Family Health and Fitness

How to Help Your Kids Grow Stronger Bones

Your child’s bone-health is incredibly important—your bones not only allow for structure and movement, they also store essential vitamins and minerals that support the immune system and they protect vital organs from harm. Knowing this is such an important part of your child’s health and safety, here are a few ways you can help your kids grow those strong bones they need.

Encourage Exercise

Bones are made of living tissues bound together in an incredibly hard mass. According to Newport Orthopedic Institute, just like with muscle, as bones feel strain and impact, the human body responds by building more of that material. Bones become denser in order to better sustain the body. Exercise also builds muscles that surround the bones and provide them with the necessary pressure and movement for strong bones. Finally, the coordination and balance that is required to run, jump, and play helps the body to learn how to use its own bones correctly!

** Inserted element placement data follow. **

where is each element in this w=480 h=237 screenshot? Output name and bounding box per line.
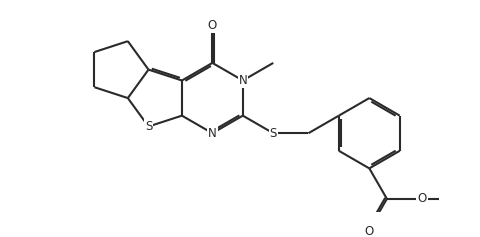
Text: O: O — [417, 192, 426, 205]
Text: N: N — [238, 74, 247, 87]
Text: O: O — [207, 19, 216, 32]
Text: S: S — [144, 120, 152, 133]
Text: O: O — [364, 225, 373, 237]
Text: N: N — [207, 127, 216, 140]
Text: S: S — [269, 127, 276, 140]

Add Key Nutrients to Their Diet

Bones require an impressive list of vitamins and minerals in order to grow: omega-3 fats, vitamins D, K and C, zinc and magnesium are some! Each of these has a different role in helping bones to form. For example, according to Stellar Kids, Vitamin D can help kids absorb calcium. Calcium is the building block of the bone, so ingesting enough vitamin D ensures that your child has enough calcium to create bones at all! Vitamin C helps cells bond, zinc helps bone breaks to heal through regeneration, and vitamin K helps proteins do their job in forming and strengthening bones. Include foods like green leafy vegetables, fish or eggs, and grains into your child’s diet—these foods contain high levels of those essential vitamins and minerals that will strengthen your children’s bones.

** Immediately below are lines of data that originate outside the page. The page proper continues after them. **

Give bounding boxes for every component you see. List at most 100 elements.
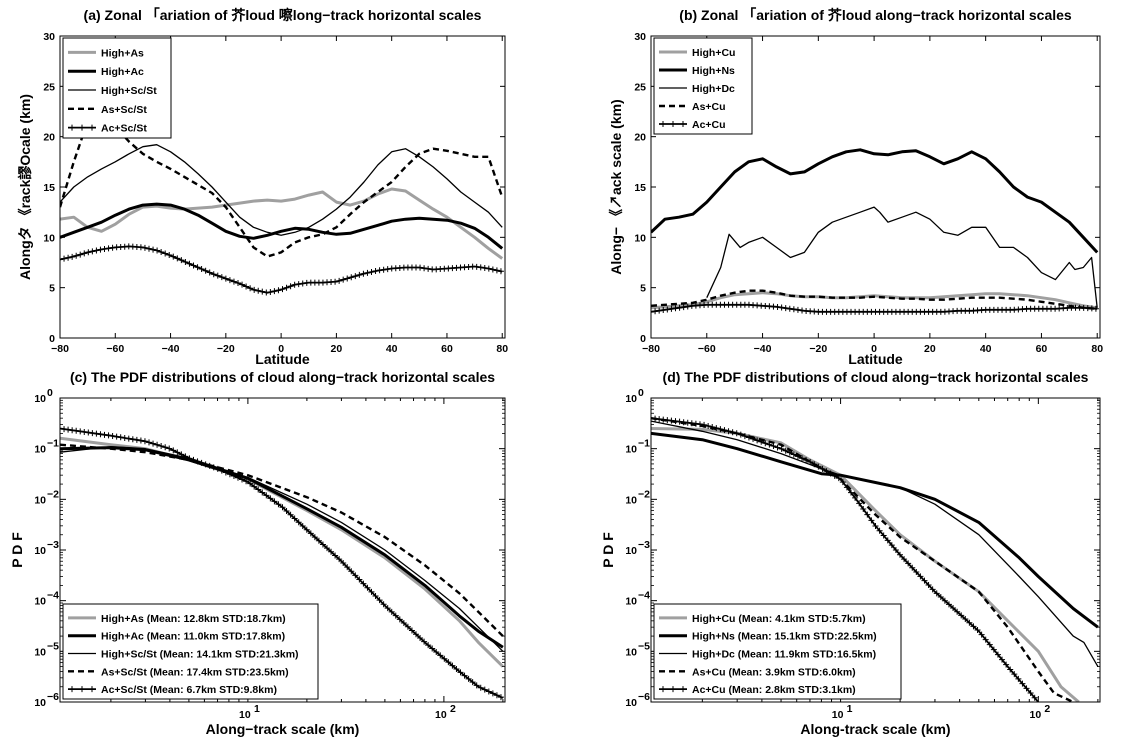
- series-marker: [758, 438, 765, 445]
- series-marker: [101, 245, 108, 252]
- y-tick-label: 10: [634, 232, 646, 244]
- series-marker: [811, 461, 818, 468]
- y-tick-label: 10: [625, 697, 637, 709]
- series-marker: [271, 498, 278, 505]
- series-marker: [129, 436, 136, 443]
- series-marker: [843, 484, 850, 491]
- series-marker: [477, 264, 484, 271]
- series-marker: [364, 584, 371, 591]
- legend-marker: [79, 124, 85, 131]
- series-marker: [307, 530, 314, 537]
- series-marker: [819, 465, 826, 472]
- series-marker: [174, 449, 181, 456]
- series-marker: [709, 424, 716, 431]
- y-tick-label: 10: [34, 646, 46, 658]
- series-marker: [831, 472, 838, 479]
- series-marker: [688, 420, 695, 427]
- series-marker: [299, 280, 306, 287]
- legend-label: High+As (Mean: 12.8km STD:18.7km): [101, 613, 286, 625]
- series-line-3: [60, 443, 504, 637]
- legend-label: High+Ac (Mean: 11.0km STD:17.8km): [101, 631, 285, 643]
- series-marker: [485, 265, 492, 272]
- series-marker: [101, 431, 108, 438]
- series-marker: [1023, 685, 1030, 692]
- series-marker: [672, 305, 679, 312]
- series-marker: [966, 619, 973, 626]
- series-marker: [170, 253, 177, 260]
- series-marker: [332, 552, 339, 559]
- series-marker: [396, 616, 403, 623]
- series-marker: [884, 537, 891, 544]
- series-marker: [283, 508, 290, 515]
- series-marker: [380, 266, 387, 273]
- y-tick-exponent: −3: [638, 539, 650, 551]
- series-marker: [319, 541, 326, 548]
- series-marker: [950, 605, 957, 612]
- series-marker: [360, 580, 367, 587]
- series-marker: [1011, 671, 1018, 678]
- legend-label: High+Ns: [692, 65, 735, 77]
- series-marker: [190, 262, 197, 269]
- series-marker: [705, 422, 712, 429]
- series-marker: [958, 612, 965, 619]
- legend-box: [62, 37, 172, 139]
- legend-label: High+Ac: [101, 66, 144, 78]
- y-axis-label: P D F: [600, 532, 616, 568]
- series-marker: [109, 433, 116, 440]
- series-marker: [210, 271, 217, 278]
- series-marker: [1027, 690, 1034, 697]
- series-marker: [978, 631, 985, 638]
- series-marker: [656, 416, 663, 423]
- series-marker: [85, 429, 92, 436]
- series-marker: [368, 588, 375, 595]
- y-tick-label: 10: [34, 494, 46, 506]
- series-marker: [291, 515, 298, 522]
- legend-marker: [69, 124, 75, 131]
- series-marker: [324, 545, 330, 552]
- legend-label: Ac+Cu: [692, 119, 726, 131]
- series-marker: [89, 248, 96, 255]
- series-marker: [404, 623, 411, 630]
- series-marker: [226, 277, 233, 284]
- series-marker: [186, 455, 193, 462]
- y-tick-exponent: −6: [638, 691, 650, 703]
- series-marker: [933, 590, 940, 597]
- series-marker: [271, 288, 278, 295]
- series-marker: [117, 434, 124, 441]
- y-tick-exponent: −2: [47, 488, 59, 500]
- series-marker: [860, 506, 867, 513]
- series-marker: [222, 275, 229, 282]
- series-marker: [1007, 666, 1014, 673]
- series-marker: [340, 560, 347, 567]
- panel-d-pdf: (d) The PDF distributions of cloud along…: [600, 369, 1101, 737]
- series-marker: [815, 463, 822, 470]
- series-marker: [778, 445, 785, 452]
- series-marker: [247, 480, 254, 487]
- y-tick-label: 10: [625, 596, 637, 608]
- series-marker: [696, 421, 703, 428]
- series-marker: [230, 278, 237, 285]
- y-tick-label: 10: [625, 545, 637, 557]
- series-marker: [794, 453, 801, 460]
- legend-label: High+Dc: [692, 83, 735, 95]
- series-marker: [235, 474, 241, 481]
- x-axis-label: Latitude: [255, 351, 310, 367]
- series-marker: [970, 623, 977, 630]
- panel-b-zonal-variation: (b) Zonal 「ariation of 芥loud along−track…: [608, 7, 1103, 367]
- series-marker: [445, 659, 452, 666]
- x-tick-label: −60: [698, 343, 716, 355]
- series-marker: [994, 651, 1001, 658]
- series-marker: [150, 440, 157, 447]
- y-tick-label: 20: [43, 132, 55, 144]
- series-marker: [1003, 661, 1010, 668]
- legend-label: High+As: [101, 47, 144, 59]
- y-tick-label: 10: [34, 596, 46, 608]
- series-line-1: [651, 148, 1099, 254]
- series-marker: [762, 440, 769, 447]
- series-marker: [497, 268, 504, 275]
- series-marker: [73, 427, 80, 434]
- series-marker: [303, 526, 310, 533]
- series-marker: [676, 418, 683, 425]
- y-tick-label: 15: [634, 182, 646, 194]
- series-marker: [782, 305, 789, 312]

Don’t Use Low Calorie Diets

Speaking of food: don’t use low calorie diets. Your children are developing and growing extremely quickly! They need calories to fuel them and provide muscle and bone-building nutrients. Low calorie diets mean low metabolisms, loss of muscle mass, and therefore low bone density. Well-balanced diets prevent the deterioration of bones, known as “osteoporosis”, in which bones become weak and brittle and can break or fracture easily. According to VeryWell Health, this condition in children can seriously impact the lifelong health and functionality of your child’s skeleton.

 

Protect your child’s overall health and quality of life by protecting and supporting proper bone health and development. Exercise and a nutrient-rich diet will help their bodies develop as needed for a full and active lifestyle!